Christopher Coppola’s PAH-FEST a convergence of digital media
Christopher Coppola — he of the film dynasty — brings his all-things-digital PAH-FEST to Motown. It’s a week-long multi-media event and its goal is simple: to forego the Hollywood system and enable average Joes and Jolenes to tell their stories.
Christopher Coppola’s PAH-FEST, at first glance, seems like the type of project that would make him an outcast in his own (very famous, very talented) family. The “Project Accessible Hollywood” manifesto reads, in part:
His week-long PAH-FESTs now occur in four US cities and two German ones, and it is happening here this week. PAH-FEST: Motown runs through July 22, bringing a plethora of digital film-making opportunities and speakers to Livonia’s Madonna University. Festival director and Madonna professor Sue Boyd brought the event to Detroit after she and several students participated in PAH-FEST: New Mexico last year. She says, “Christopher believes Hollywood will be dead soon and wants to give people a chance to tell their own story.”
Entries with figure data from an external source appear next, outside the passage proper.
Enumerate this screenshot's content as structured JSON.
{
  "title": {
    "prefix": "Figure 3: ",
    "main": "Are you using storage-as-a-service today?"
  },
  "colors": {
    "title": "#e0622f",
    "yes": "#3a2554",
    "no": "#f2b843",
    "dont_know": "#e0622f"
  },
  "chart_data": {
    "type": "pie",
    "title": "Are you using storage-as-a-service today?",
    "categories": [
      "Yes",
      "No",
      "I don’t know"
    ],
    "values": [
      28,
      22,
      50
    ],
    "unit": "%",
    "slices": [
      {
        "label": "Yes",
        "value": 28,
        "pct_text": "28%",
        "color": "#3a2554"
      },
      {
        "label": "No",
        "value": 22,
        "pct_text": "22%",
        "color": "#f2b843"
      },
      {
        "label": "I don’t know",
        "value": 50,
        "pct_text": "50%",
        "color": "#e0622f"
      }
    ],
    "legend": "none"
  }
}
The main feature of PAH-FEST is MOBIFLICKS, in which seven preselected teams comprised of people from all different backgrounds and geographies shoot six minute videos which are then judged. The videos will be screened and awards distributed on Sunday, July 22 at 6 pm.
On Thursday, July 19, the public is invited to compete in a cell phone art competition. Boyd says, “Come to campus and we will loan you a cell phone with video or you can use your own.” Coppola will announce a topic about which participants shoot an un-edited one-minute video that will be judged against its peers.
That same day, at 7 pm, the festival will screen Out of Sight followed by a talk from its writer, the prolific and legendary Elmore “Dutch” Leonard.
On Saturday, Coppola will screen a couple of his films at 7 pm followed by a talk.
All events will be streamed live at PAHnation.com
Boyd says the festival is important to Madonna as it wraps up the construction of a new TV studio on campus. “We want to bring movies into it, and bring on Christopher as an advisor.”